I had this code at first where I wanted to check ReLU values against the maximum. I thought that 0
could be broadcast for and h1.shape=torch.Size([10000, 128])
.
h1 = torch.max(h1, 0)
y = h1 @ W2 + b2
However, I got this error:
TypeError: unsupported operand type(s) for @: 'torch.return_types.max' and 'Tensor'
I got to fix this when I changed the max
equation to use a tensor instead of 0.
h1 = torch.max(h1, torch.tensor(0))
y = h1 @ W2 + b2
1. Why does this fix the error?
This is when I checked the documentation again and realized that there is nothing mentions a collection like a tuple or list for multiple tensors or even a *input
for iterable unpacking.
Here are the 2 versions:
1st torch.max
version:
torch.max(input) → Tensor Returns the maximum value of all elements in the input tensor.
Warning
This function produces deterministic (sub)gradients unlike max(dim=0)
2nd version of torch.max
torch.max(input, dim, keepdim=False, *, out=None) Returns a namedtuple (values, indices) where values is the maximum value of each row of the input tensor in the given dimension dim. And indices is the index location of each maximum value found (argmax).
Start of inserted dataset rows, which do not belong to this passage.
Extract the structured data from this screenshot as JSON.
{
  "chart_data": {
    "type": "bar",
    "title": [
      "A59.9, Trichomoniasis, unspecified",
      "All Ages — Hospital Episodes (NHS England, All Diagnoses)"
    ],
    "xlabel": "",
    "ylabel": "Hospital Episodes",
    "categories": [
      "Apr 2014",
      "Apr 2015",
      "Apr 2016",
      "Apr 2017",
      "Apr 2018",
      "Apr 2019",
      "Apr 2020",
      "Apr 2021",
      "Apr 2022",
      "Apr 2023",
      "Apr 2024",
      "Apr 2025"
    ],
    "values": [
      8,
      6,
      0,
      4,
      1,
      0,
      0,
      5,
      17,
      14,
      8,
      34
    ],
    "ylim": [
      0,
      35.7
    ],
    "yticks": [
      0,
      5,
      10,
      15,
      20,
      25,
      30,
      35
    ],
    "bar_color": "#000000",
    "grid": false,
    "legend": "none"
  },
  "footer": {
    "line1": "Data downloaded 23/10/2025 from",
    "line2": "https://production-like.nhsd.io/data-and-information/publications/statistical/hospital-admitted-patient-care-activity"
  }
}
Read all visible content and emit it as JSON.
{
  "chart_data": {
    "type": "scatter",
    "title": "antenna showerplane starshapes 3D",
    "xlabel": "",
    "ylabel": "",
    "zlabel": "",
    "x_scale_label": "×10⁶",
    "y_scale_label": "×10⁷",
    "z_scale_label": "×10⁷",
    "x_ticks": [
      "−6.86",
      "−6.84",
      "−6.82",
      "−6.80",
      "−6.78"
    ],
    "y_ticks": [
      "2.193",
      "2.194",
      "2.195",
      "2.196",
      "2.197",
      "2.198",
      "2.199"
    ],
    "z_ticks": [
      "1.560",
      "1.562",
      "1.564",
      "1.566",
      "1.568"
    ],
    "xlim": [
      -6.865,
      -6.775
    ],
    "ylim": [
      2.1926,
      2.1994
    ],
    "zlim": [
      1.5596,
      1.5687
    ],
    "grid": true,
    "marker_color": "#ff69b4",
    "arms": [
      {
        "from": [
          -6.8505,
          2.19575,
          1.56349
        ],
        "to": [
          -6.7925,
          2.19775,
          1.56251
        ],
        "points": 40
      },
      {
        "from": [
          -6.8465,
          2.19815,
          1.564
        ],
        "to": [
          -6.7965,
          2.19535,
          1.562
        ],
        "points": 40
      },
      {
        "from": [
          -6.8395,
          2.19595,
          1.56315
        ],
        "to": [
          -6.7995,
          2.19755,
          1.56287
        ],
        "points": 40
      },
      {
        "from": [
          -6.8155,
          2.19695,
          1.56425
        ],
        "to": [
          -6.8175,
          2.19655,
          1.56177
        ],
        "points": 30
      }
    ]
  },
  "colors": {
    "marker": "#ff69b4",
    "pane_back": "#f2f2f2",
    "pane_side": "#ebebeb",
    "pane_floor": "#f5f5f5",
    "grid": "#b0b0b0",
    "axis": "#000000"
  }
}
If keepdim is True, the output tensors are of the same size as input except in the dimension dim where they are of size 1. Otherwise, dim is squeezed (see torch.squeeze()), resulting in the output tensors having 1 fewer dimension than input.
2. What is tensor(0)
according to this documentation?
Check the bottom of the documentation page you linked where it says:
torch.max(input, other, *, out=None) → Tensor
See torch.maximum().
When the second argument is a tensor, torch.max
computes torch.maximum